Derivation of Call Delta from Black Scholes Model

Question

How is call delta mathematically derived from Black Scholes Model (without approximation) ? Please help me understand each step mathematically. And how it is approximated to say that delta is the probability of option expiring in the money?

Answer 1

Here's a mathematical derivation of the Black-Scholes delta.

The call option price under the BS model is $$ C = S_0 N(d_1) - e^{-rT} K N(d_2) \quad\text{with}\quad d_{1,2} = \frac{\log(S_0\,e^{rT}/K)}{\sigma\sqrt{T}} \pm \frac12 \sigma\sqrt{T}, $$ where $N(x)$ is the CDF of standard normal.

Using the properties, $$ \frac{\partial d_1}{\partial S_0} = \frac{\partial d_2}{\partial S_0} = \frac{1}{S_0\sigma\sqrt{T}} $$ and \begin{gather*} d_1^2 - d_2^2 = (A+B)^2 - (A-B)^2 = 4AB = 2\log(S_0\,e^{rT}/K)\\ \quad\text{where}\quad A = \frac{\log(S_0\,e^{rT}/K)}{\sigma\sqrt{T}} \quad\text{and}\quad B = \frac{\sigma\sqrt{T}}{2}, \end{gather*} we differentiate $C$ with resect to the spot price $S_0$: \begin{align*} D &= \frac{\partial C}{\partial S_0} = \frac{\partial}{\partial S_0}\left( S_0 N(d_1) - e^{-rT} K N(d_2) \right) \\ &= N(d_1) + S_0 n(d_1) \frac{\partial d_1}{\partial S_0} - e^{-rT} K n(d_2) \frac{\partial d_2}{\partial S_0} \\ &= N(d_1) + \frac{n(d_1)}{\sigma\sqrt{T}} \left( 1 - e^{(d_1^2-d_2^2)/2}\frac{K}{S_0e^{rT}} \right) \\ &= N(d_1) + \frac{n(d_1)}{\sigma\sqrt{T}} \left( 1 - \frac{S_0e^{rT}}{K}\cdot\frac{K}{S_0e^{rT}} \right) = N(d_1). \end{align*}

Answer 2

Look here for a detailed derivation of the formula for $\Delta$ (be aware that this particular website uses $r_d$ to denote the risk-free rate and $r_f$ to denote the dividend yield). You can always ask for more specific help regarding a particular step in the derivation.

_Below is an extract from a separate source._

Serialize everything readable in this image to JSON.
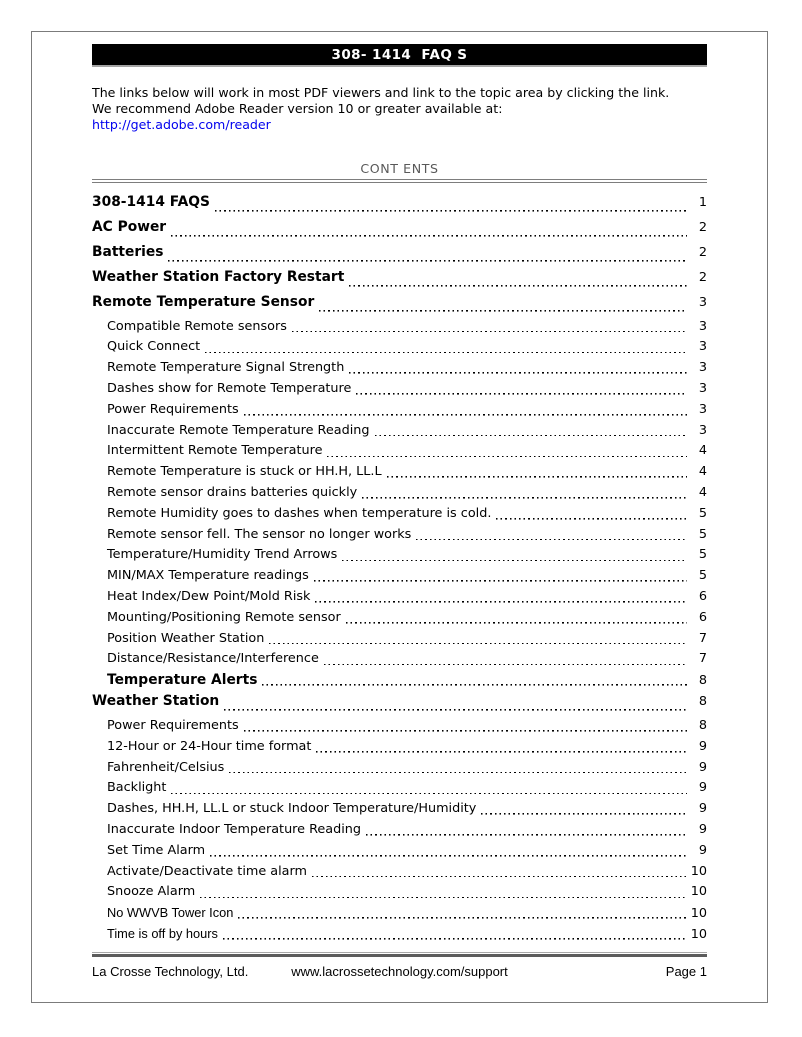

It is easy to see that $\mathbb{Q}[\{S_T\geq K\}]= \Phi(d_2)$. Just replace $S_T=S_0\exp\left(\left( r-q-\frac{1}{2}\sigma^2\right)T +\sigma\sqrt{T}Z\right)$ where $Z\sim N(0,1)$ and isolate $Z$ on the left-hand side. This is the risk-neutral probability of expiring ITM. Note that $\Delta=\Phi(d_1)=\Phi(d_2+\sigma\sqrt{T})\approx \Phi(d_2)$. This is since $\sigma\sqrt{T}$ is typically very small.